Achieving Ultrafast Monovalent ZnCl

Solid-state transport of high-valence ions is a huge challenge, such as the transport of divalent zinc ions. Herein, a polyanion strategy is proposed to decrease divalent Zn2+ to monovalent ZnCl+, realizing ultrafast ion transport in solid-state electrolyte. An amorphous metal-organic framework (ZGB-MOF) is designed and constructed as the matrix for solid-state electrolyte. The ZGB-MOF matrix is obtained by the Zn2+/Ga3+ competitive coordination process, enriching O-Ga-Cl polyanion clusters, nanopores and C═O/oxygen vacancies active sites. The polyanion property of Ga3+ and physical limiting domains of nanopores promote the formation of ZnCl+. Abundant C═O and oxygen vacancies provide more transport sites, decreasing transport energy barriers for ZnCl+ (only 0.12 eV).
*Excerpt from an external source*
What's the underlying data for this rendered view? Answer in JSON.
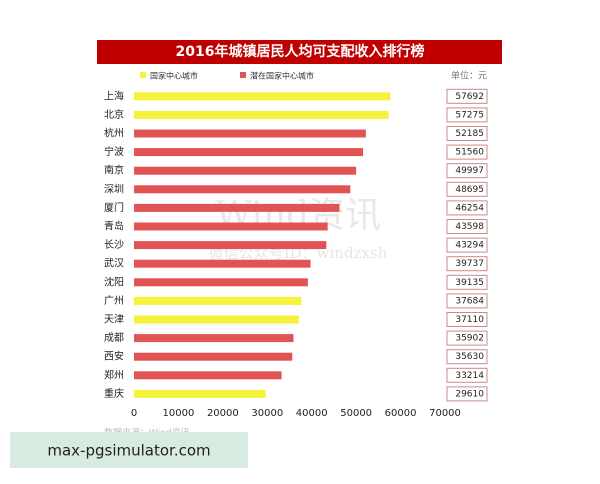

Eventually, the obtained Zinc ion solid-state electrolyte (ZGBC) achieves high ionic conductivity of 5.2 × 10-3 S cm-1 and high transference number of 0.873. More importantly, the ZGBC electrolyte exhibits wide electrochemical window (up to 2.88 V) and high charging voltage (2.4 V), and achieves dendrite-free deposition of Zn-metal and stabilization of cathode materials. Full cells with ZGBC electrolyte and zinc hexacyanoferrate cathode exhibit excellent cycling stability, with no capacity degradation after 5000 cycles. This discovery could trigger new waves of enthusiasm for exploring new ion transport mechanisms beyond divalent Zn2+ transport.